I have an 80 element char array and I am trying to specific elements to an integer and am getting some number errors.
Array element 40 in hex is 0xC0. When I try assigning it to an integer I get in hex 0xFFFFC0, and I dont know why.
char tempArray[80]; //Read in from file, with element 40 as 0xC0
int tempInt = (int)tempArray[40]; //Output as 0xFFFFC0 instead of 0x0000C0
Depending on your implementation, a char type in C++ is either a signed type or an unsigned type. (The C++ standard mandates that an implementation chooses either scheme).
To be on the safe side, use unsigned char in your case.
This is so because char is treated as signed number, and the promotion to int preserves the sign. Change the array from char to unsigned char to avoid it.
Because 0XC0 is negative in char, and the cast is preserving the sign as an int.

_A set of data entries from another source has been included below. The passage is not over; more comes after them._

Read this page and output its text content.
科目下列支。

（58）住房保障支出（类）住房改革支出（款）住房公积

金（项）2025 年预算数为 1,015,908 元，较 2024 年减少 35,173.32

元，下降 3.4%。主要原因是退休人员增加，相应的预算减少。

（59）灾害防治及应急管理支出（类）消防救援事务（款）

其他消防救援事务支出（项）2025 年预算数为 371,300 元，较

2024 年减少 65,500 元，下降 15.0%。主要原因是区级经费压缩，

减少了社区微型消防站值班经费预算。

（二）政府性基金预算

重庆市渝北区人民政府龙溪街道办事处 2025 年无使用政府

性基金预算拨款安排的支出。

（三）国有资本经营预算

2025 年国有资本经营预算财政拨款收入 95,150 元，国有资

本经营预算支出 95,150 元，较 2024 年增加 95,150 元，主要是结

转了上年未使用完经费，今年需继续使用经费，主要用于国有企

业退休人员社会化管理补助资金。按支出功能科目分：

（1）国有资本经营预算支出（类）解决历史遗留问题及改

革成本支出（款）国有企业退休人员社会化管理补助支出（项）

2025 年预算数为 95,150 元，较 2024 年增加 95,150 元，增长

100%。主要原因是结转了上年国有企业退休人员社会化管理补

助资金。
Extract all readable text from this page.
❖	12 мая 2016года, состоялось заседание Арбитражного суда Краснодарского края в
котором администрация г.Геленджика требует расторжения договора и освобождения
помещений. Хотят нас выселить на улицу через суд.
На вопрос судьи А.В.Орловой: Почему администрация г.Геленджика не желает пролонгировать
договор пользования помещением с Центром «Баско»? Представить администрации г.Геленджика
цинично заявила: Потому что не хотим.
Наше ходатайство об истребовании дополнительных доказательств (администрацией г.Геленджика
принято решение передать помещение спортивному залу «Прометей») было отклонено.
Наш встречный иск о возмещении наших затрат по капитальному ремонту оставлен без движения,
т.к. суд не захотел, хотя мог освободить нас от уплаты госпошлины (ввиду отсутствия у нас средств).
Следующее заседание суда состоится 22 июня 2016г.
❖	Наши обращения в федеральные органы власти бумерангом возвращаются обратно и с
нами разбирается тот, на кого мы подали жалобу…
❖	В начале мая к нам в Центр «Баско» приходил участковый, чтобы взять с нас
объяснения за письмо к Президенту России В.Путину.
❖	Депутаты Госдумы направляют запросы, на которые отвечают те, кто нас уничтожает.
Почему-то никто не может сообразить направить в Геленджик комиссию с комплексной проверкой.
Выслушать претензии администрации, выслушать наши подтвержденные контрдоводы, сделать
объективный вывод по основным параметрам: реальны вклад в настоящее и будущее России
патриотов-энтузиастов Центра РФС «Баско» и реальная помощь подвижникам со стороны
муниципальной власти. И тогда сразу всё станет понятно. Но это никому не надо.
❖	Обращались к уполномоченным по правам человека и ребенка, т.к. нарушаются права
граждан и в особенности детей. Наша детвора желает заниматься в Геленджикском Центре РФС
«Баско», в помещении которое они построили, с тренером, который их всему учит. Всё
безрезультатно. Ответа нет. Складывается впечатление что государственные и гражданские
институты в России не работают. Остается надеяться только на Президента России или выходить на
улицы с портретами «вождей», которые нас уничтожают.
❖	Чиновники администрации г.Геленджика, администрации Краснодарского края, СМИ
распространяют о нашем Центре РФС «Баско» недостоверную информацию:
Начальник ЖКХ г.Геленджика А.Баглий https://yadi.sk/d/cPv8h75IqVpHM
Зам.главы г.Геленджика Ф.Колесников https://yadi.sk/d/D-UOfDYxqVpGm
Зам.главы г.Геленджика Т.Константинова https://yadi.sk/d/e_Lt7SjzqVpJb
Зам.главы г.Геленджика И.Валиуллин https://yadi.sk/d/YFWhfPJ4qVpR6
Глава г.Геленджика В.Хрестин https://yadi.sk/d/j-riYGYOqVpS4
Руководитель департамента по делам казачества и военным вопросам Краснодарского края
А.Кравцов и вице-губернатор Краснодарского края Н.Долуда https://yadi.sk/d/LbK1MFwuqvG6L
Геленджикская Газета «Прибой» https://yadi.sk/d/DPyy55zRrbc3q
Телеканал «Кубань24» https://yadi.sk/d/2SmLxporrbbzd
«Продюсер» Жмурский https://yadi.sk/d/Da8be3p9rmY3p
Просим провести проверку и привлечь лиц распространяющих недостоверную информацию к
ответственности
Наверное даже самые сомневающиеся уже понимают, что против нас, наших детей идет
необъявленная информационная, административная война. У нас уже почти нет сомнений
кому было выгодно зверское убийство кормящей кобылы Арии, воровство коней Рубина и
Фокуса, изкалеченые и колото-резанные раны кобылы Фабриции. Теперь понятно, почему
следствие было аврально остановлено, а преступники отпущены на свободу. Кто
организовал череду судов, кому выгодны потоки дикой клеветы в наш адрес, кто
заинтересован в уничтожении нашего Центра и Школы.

You should use unsigned char if you want to maintain the directly binary translation or as a purely positive value
for more convenience, I always use unsigned and signed always before declaration and casting. you can write the following:
unsigned char tempArray[80]; //Read in from file, with element 40 as 0xC0
unsigned int tempInt = (unsigned int)tempArray[40]; //Output as 0xFFFFC0 instead of 0x0000C0
char may be signed, so converting from a negative char value will result in a negative int value, which is usualyl represented in two's complement, resulting in a very high binary representation.
Instead, either use int tempInt = 0xFF & tempArray[40], define tempArray as unsigned char, or cast to unsigned char : int tempInt = (unsigned char)tempArray[40] (unsure if this is defined behaviour).
0XC0is negative inchar, and the cast is preserving the sign as anint.int tempInt = (int)tempArray[40];-->unsigned tempInt = (unsigned)tempArray[40];will do the trick.